Don’t conflate rich and educated. Plenty of wealthy people in my neighborhood who dgaf about their kid’s actual education… they seem to care more about talking about travel soccer and engineering their child’s social life.


This. Ask any middle or high school teacher. There are plenty of UMC, non-special education students who can't read an analogue clock, don't know their multiplication facts with any kind of fluency, and cannot write a coherent paragraph with paper and pencil. Their parents will fight to the death their kid's right to have a cell phone in class though and defend 5-6 hours of screen time during the school day as no big deal.
Anonymous
Anonymous wrote:I like being able to communicate with my kid during the day. Make your own decision but don't then go to the school and force your decision on me.


Your "like" is unnecessary and carries no weight. You have no need to communicate with your child during the day. If your desire to close to your kid 24/7 is so intense, then homeschool.
Anonymous
Anonymous wrote:I like being able to communicate with my kid during the day. Make your own decision but don't then go to the school and force your decision on me.


You are aware that the front office has a phone that you can call if you need to reach your child?

The primary proposals I'm hearing are to require keeping phones in the locker or something locked away during the day. That way parents can contact students before and after school hours. I find that completely reasonable.
Anonymous
I'm a teacher and 95% of the time students are on their phones they are not communicating with their parents. It's youtube, tiktok, taking photos of friends, and games. When students do "have" to talk to parents, they act like it's the biggest emergency ever when it's usually the parent asking where they will be after school, what a form from the school means, etc. And it's during class instruction! I can either stop instruction to argue with them or pretend I don't see it and accept that it sets a precedent for other kids.
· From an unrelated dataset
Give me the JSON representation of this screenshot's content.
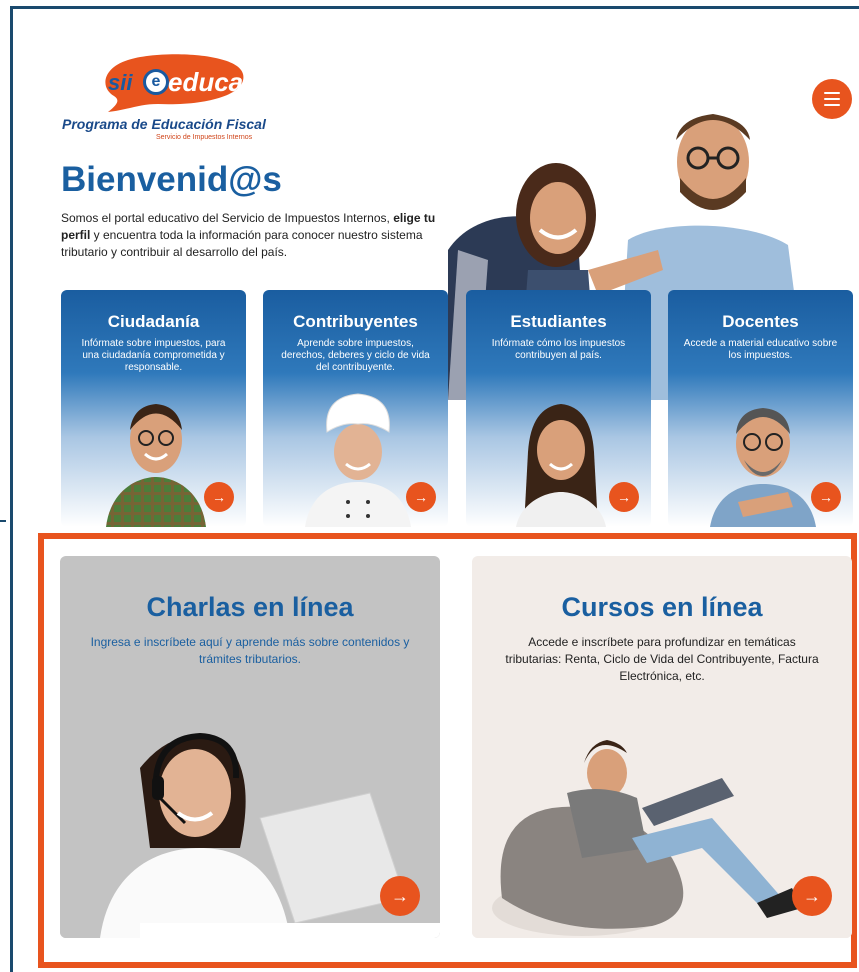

I am glad to see that a lot of parents here are in favor of phones being put away during school hours. I do wish that schools would put their feet down and just let parents be mad and make a fuss. Phones are terrible for students' education and that's the one job of schools: educating students.
Anonymous
Lotta dumb parents.

Kids were able to go to school just fine for hundreds of years before the advent of cellphones. They learned better back then too.


This is the problem when you have stupid people breeding. They produce lots of stupid kids and demand stupid ideas.
Anonymous
Anonymous wrote:Besides the distraction from learning and the toxic effects of social media, doesn’t having cell phones on kids in school massively increase the likelihood of violence (so it can be posted on Tik Tok) and other disruptive behaviors? No camera in the pocket, no reason to act the fool - at least on school grounds.


Yes, it does. And this happened at my child's middle school and phones during the school day are now banned. I am one of those people who fears a school shooter and was against the ban at first. But now at the end of the year, I can tell you that it has greatly decreased behavioral issues at the school and even my child said that there is so much less drama this year. There are valid arguments on both sides but I have really changed my mind about phones in schools after seeing how well it worked this year.
Anonymous
Anonymous wrote:Yes, because some of us have kids in after school and other activities and need to coordinate. Schools don't have pay phones like ours did growing up. Unfortunately its a necessity at times.


This is an excuse for lazy planning.
Anonymous
I felt this way too until our kid's school went on lockdown.
Anonymous
Anonymous wrote:
Anonymous wrote:Yes, because some of us have kids in after school and other activities and need to coordinate. Schools don't have pay phones like ours did growing up. Unfortunately its a necessity at times.


This is an excuse for lazy planning.


Not really. 80% of the time I can be where I say I am going to be at the time I say I can. 20% of the time I have a meeting that runs long or something at work that requires me to pivot time/place of pickup or ask my kid to walk home or find another way. Imagine that not everyone has the same work or life circumstances!